Things go more seriously off the rails when specific quantitative goals are set for the program: 

Autism currently affects about 3.2% of children. To identify what proportion of these cases may be attributable to gut microbiome dysfunction, we will need objective biomarkers that can detect the dysfunction with high accuracy (balanced accuracy >90%). Establishing this will require a large cohort — likely more than 15,000 children — to ensure statistical power. With that sample size, we can reliably estimate whether microbiome dysfunction accounts for as much as 50% of ASD cases (around 1.6% of all children) or as little as 10% (about 0.3%).

Three things about this:

  1. In a footnote it is noted that "Severe autism with an established genetic origin (about 10–20%) and mild/ moderate ASD (~40%) fall outside the scope of this program" - these estimates don't seem to take that into account. And it's not clear if the databases that will be used for the analysis actually allow one to distinguish autism subtypes.
  2. You can't establish causality from observational data. As has been shown by Yap et al (2021), the microbiome is influenced by specific dietary preferences of autistic children.
  3. It is assumed that the lower bound is that microbiome dysfunction explains 10% of cases. This shows remarkable commitment to a causal hypothesis that has no solid evidence: a realistic lower bound would be zero.

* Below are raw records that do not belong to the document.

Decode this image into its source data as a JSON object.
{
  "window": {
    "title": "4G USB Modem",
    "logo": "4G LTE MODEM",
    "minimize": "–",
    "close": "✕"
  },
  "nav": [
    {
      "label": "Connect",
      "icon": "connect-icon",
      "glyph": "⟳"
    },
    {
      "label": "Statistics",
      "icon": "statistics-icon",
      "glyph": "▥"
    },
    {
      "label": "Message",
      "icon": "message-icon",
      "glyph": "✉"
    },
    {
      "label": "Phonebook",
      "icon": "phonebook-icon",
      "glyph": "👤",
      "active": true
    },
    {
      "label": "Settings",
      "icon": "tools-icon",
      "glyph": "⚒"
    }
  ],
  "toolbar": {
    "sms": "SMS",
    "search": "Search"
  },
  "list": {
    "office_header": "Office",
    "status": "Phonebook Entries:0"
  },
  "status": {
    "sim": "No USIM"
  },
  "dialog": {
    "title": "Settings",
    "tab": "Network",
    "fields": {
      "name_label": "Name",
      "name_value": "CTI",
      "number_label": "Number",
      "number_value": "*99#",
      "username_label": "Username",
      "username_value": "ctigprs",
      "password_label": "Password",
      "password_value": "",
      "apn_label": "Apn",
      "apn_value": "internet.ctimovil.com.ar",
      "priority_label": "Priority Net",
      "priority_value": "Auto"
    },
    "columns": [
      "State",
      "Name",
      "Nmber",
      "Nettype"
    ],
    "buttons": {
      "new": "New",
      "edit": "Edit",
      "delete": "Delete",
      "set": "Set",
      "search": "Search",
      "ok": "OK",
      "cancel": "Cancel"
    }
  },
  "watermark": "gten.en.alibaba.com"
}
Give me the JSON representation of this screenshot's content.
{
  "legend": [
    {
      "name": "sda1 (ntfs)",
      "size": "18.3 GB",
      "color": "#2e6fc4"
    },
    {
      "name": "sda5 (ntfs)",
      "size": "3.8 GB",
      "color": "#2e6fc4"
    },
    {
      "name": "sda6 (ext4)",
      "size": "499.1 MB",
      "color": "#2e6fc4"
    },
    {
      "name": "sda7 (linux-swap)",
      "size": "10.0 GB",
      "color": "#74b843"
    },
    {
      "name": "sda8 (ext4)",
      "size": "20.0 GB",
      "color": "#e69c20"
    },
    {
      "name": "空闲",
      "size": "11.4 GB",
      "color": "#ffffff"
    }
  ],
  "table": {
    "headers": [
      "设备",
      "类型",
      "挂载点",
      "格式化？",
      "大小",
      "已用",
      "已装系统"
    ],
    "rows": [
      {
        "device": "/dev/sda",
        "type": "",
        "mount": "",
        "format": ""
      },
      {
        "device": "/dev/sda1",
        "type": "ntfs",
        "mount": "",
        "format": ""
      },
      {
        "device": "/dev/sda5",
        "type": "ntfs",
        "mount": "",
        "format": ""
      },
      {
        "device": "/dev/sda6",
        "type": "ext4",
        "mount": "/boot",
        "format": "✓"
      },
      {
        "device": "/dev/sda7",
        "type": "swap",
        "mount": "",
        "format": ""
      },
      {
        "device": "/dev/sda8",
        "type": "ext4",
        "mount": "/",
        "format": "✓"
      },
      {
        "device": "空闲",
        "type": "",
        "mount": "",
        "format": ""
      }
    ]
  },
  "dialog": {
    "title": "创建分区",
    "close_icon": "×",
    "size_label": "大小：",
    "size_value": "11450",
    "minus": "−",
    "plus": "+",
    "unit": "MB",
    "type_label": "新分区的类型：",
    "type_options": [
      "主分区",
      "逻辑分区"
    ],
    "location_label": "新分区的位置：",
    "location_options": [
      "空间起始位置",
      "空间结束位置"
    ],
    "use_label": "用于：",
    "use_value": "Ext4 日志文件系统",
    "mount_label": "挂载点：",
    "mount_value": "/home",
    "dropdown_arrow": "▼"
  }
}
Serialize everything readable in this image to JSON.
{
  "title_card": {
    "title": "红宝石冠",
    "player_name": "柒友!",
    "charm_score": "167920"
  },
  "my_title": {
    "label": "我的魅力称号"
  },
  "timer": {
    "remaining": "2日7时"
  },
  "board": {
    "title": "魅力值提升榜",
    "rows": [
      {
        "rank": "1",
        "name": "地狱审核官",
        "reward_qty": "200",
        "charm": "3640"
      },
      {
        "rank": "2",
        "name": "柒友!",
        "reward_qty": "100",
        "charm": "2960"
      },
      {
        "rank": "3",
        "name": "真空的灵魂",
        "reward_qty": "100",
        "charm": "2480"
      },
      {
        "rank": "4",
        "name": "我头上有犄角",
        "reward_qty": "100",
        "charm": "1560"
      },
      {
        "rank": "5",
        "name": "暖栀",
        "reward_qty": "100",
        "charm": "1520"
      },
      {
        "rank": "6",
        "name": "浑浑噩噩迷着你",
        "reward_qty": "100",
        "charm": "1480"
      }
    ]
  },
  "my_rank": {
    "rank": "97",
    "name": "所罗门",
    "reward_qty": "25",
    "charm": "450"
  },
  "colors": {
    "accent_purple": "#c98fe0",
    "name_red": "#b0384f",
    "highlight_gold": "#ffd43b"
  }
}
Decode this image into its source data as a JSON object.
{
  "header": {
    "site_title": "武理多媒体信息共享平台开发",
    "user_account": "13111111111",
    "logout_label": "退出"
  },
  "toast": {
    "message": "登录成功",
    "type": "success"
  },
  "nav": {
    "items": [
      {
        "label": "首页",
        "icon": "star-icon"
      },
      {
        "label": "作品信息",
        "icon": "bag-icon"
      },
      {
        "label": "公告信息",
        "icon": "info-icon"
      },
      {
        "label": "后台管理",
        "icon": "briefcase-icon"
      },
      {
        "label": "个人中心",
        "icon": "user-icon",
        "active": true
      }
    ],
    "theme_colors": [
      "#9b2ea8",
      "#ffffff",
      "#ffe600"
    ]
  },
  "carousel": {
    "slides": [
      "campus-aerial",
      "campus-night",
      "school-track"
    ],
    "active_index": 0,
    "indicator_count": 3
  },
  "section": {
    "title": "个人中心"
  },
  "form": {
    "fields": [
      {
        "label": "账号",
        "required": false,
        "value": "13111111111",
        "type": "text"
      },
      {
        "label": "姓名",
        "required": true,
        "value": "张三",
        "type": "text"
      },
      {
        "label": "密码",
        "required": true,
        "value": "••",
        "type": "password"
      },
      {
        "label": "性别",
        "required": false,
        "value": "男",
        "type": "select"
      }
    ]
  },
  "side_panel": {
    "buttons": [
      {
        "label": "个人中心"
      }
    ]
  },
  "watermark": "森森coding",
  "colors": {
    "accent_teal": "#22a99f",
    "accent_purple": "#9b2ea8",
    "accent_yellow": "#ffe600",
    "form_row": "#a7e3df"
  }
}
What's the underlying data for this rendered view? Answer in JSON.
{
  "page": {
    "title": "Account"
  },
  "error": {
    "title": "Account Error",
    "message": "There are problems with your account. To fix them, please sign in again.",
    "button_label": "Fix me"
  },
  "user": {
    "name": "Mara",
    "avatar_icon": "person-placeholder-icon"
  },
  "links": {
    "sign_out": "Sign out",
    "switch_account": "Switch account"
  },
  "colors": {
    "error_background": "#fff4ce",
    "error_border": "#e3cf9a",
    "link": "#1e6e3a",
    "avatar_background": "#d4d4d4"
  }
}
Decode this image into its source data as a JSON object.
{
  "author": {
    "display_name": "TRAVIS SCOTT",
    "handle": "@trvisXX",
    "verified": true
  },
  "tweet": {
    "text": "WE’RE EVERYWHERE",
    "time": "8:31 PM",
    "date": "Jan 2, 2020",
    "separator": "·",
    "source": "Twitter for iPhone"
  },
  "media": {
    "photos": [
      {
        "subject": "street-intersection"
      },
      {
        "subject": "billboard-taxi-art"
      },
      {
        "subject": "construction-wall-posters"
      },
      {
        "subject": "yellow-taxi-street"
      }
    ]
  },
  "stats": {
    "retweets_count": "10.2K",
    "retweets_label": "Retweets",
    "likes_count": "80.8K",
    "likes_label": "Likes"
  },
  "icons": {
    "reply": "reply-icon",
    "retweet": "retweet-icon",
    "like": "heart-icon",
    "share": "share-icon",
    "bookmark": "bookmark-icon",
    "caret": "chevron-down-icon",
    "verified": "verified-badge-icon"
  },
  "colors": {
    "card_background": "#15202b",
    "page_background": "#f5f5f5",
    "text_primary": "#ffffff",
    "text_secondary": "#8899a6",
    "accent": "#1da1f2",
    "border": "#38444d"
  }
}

As regards the plans in "Thrust 2" to have a diagnostic set of biomarkers that will predict severe autism-related difficulties, there are so many issues here, that I recommend reading previous blogposts I wrote on this topic, here, and here.  In brief, screening is only effective if there is a strong association between biomarkers and outcomes and if the biomarker measures are stable. Even if those conditions are met, if the base rate of the condition (autism) is low, you will be overwhelmed with false positives.

I was surprised that a reputable funding body was associated with this program, so I wanted to find out more about Wellcome LEAP.  They are a U.S.-based non-profit organization founded by the Wellcome Trust that:

builds bold, unconventional programs, and funds them at scale. Programs optimized to deliver breakthroughs in human health over 5 – 10 years and demonstrate seemingly impossible results on seemingly impossible timelines.

No doubt I'm too conventional, but I'm nervous of "seemingly impossible" things. If they are claimed, I am suspicious, especially if this occurs on "seemingly impossible timelines".

Reading on, I can see lots of things to like about LEAP. The idea is to cut time spent in bureaucratic processes of setting up grants, and to bring together networks of researchers from different institutions and different disciplines who can work together to solve problems that involve large and complex datasets, and check generalisability of findings. This kind of international collaborative approach that involves diverse populations is a definite bonus of LEAP.

The worrying bit was the emphasis on speed - especially since this was coupled with an expectation that the results would be commercialised.

This is clarified here:

Wellcome Leap anticipates that it will normally further our mission (and the organization’s mission) to commercialize the results of Wellcome Leap-funded research. If we determine that a Performer’s organization is not making appropriate efforts to further commercialization, either itself or through a third party (e.g., a licensee), we have the option to request a meeting and a remedial commercialization plan to address the issue.

Given that I have in the past written in favour of slow science, it's perhaps not surprising that this funding model doesn't appeal to me. The thing is that not all delays in scientific progress are down to bureaucracy or timidity. A major obstacle to progress is time wasted trying to build on prior research findings that prove to be illusory.

Science should be cumulative, which means we should be able to proceed with confidence and assume that published research is robust. The likelihood of this being the case is low if we are dealing with complex multidimensional systems, where the temptation is to just hunt around until we find something that looks exciting, embellish it with a few statistical credentials and claim we have a novel result.  As Chin (2025) has argued, when put under pressure to deliver speedy results, scientists may be forced into a position of hyping their findings, cutting corners, and reporting only favourable results. 

I was frankly dismayed to read that in her prior role as Program Director for the Wellcome Leap “First 1000 Days” (1kD) initiative, the Program Director of FORM:

led the delivery of multiple new product opportunities to improve cognitive development in the first 1000 days of a child’s life — including a breakthrough microbiome-directed diagnostic and therapeutic now positioned for commercialization

The 1kD initiative was funded in summer of 2021. So it seems that in four years a microbiome-directed "diagnostic and therapeutic" has been developed and validated. I'm afraid that without solid published evidence, this looks like NeuroPointDX all over again. 

Wellcome LEAP programs are focused around "What If" questions. My question is "What if there is no association between autism and microbiome dysfunction?" All three "thrusts" of this program depend on there being an association. My suggestion is to set aside 1% of the funds for this program for pre-registered replications of the studies that are cited as foundational for the research. I know the idea is to fund high-risk, unconventional research, but a lot of time and money could be saved by checking that the foundations are solid before building an edifice on this premise. 

 Comments on this blog are moderated so may take time to appear.  In general, anonymous comments are not approved. 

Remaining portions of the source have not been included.